A very weird experience for sure. I took off the passthrough door and just left the unit completely open. This allowed enough air to fully flow in and out of the device, fixing the overheating problem.

WiFi restrictions

I wrote a separate script to watch the folder that photos were saved into and automatically resize, compress, and upload to Firebase storage and add into the wedding website. This worked great during the test run, but turns out our venue’s wifi had some weird network restrictions running and no photos uploaded. It was a bummer that no one was able to download their photos at the event and share, but a quick fix the next morning got all of the photos uploaded to our gallery.

No touch screen

After watching my 10-year-old nephew try to use the Photo Booth with the 6-button Stream Deck Mini, it was instantly obvious that a touch screen would have been the most intuitive choice.
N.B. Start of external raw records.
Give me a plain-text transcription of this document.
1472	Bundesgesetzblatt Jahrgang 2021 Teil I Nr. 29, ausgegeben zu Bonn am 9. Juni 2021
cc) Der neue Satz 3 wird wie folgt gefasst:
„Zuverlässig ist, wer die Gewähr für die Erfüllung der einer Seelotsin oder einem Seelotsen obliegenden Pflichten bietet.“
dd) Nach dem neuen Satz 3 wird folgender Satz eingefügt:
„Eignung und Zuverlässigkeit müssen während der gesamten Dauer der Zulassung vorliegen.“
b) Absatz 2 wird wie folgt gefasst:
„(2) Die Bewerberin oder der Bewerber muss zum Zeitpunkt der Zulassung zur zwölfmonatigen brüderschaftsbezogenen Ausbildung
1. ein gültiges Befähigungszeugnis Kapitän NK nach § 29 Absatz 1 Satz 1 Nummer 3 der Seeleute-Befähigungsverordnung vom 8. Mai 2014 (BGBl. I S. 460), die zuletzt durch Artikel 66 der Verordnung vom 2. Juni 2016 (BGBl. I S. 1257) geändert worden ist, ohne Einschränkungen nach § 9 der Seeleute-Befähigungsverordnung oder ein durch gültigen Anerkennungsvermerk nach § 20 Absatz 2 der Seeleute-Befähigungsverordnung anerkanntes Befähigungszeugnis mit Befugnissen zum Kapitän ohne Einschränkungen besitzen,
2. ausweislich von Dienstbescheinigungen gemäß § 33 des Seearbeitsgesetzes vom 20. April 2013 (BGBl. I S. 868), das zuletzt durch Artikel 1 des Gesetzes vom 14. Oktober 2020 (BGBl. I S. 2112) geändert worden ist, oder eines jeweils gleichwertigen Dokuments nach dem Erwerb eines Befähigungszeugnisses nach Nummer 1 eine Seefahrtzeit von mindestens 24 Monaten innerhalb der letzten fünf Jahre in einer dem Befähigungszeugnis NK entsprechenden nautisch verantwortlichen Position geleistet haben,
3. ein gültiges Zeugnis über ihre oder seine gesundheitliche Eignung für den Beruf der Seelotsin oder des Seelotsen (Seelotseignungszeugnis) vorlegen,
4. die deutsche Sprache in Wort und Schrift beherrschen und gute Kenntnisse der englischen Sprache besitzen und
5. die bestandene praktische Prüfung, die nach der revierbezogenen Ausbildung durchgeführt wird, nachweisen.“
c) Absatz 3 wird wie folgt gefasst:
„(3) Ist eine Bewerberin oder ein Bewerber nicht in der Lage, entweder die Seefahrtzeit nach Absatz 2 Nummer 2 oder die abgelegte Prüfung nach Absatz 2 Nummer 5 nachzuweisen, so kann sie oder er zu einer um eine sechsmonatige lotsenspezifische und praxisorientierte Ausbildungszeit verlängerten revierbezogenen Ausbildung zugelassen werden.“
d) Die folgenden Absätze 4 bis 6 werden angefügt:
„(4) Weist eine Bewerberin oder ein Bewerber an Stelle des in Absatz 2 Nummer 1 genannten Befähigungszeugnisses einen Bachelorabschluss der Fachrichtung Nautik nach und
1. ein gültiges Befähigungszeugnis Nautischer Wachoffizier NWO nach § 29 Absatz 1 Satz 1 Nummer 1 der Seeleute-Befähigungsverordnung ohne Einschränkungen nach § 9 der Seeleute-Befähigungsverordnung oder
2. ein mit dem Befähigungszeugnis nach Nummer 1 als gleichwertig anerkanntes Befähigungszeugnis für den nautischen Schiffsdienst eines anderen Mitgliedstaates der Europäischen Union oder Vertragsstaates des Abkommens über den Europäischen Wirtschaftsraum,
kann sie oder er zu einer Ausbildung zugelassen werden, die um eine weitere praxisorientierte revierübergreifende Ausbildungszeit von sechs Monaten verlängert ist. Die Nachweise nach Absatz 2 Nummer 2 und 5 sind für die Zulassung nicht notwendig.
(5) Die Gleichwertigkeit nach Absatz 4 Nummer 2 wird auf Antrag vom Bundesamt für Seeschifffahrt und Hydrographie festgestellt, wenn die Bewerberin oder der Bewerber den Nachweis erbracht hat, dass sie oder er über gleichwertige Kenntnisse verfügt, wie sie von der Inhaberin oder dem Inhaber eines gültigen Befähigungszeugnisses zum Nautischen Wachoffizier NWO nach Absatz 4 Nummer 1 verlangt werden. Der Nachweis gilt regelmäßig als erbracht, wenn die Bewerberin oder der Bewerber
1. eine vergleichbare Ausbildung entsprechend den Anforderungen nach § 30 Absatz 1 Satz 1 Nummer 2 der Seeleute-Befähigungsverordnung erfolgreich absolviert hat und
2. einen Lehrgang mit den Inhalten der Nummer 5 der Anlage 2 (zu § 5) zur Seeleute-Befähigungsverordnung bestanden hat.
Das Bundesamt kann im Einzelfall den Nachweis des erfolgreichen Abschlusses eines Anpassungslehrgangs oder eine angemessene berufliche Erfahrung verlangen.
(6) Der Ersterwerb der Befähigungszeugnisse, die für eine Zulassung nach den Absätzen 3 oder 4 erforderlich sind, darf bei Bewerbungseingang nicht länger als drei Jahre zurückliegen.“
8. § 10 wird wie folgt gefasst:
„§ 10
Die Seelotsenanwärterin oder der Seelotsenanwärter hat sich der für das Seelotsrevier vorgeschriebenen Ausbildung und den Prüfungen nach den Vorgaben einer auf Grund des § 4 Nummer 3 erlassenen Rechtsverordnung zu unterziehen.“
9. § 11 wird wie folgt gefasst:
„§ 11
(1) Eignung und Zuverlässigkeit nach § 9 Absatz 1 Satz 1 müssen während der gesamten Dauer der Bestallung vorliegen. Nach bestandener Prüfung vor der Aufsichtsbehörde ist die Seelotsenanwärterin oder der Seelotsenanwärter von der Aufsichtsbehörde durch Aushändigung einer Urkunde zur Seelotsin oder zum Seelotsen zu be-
I was thankful that I had covered the borrowed screen with a thin acrylic sheet, lest his finger jabbing go right through the screen.

While the Stream Deck Mini worked well and people figured out the buttons quickly, it still required a learning moment that I would have loved to remove.

Cost breakdown

WhatCostActual cost
Elgato Stream Deck Miniowned$80
Portable USB-C screenborrowed$190
GoPro Hero 10owned$350
12” LED ring light$40$40
Wood & supplies for structuregifted?
Acrylic sheet to cover the screen$16$16
Total$56at least $676

So, given the cost breakdown, I like to tell myself that I only spent about $60 on the entire photo booth – and even if I count every piece of hardware (less the actual computer that has to run the app), I would still be spending about $1,000 less than if I had rented a Photo Booth.

However, if you count how my time is worth money as well, I probably spent at least 100 hours in total across software and physical structure building – maybe more. I don’t even want to try calculating a dollar amount on this.

I like to keep in mind that the time spent was also an investment into my own skills. I can now say that I’ve gone through building at least a decent piece of software using Electron, dug pretty deep into proper state machines, and become intimately familiar with the web Media APIs.

Footnotes

  1. Some protocols for the Open GoPro API are more comprehensive and stable than others. In my testing, USB was the most stable, but still fell short due to timing issues.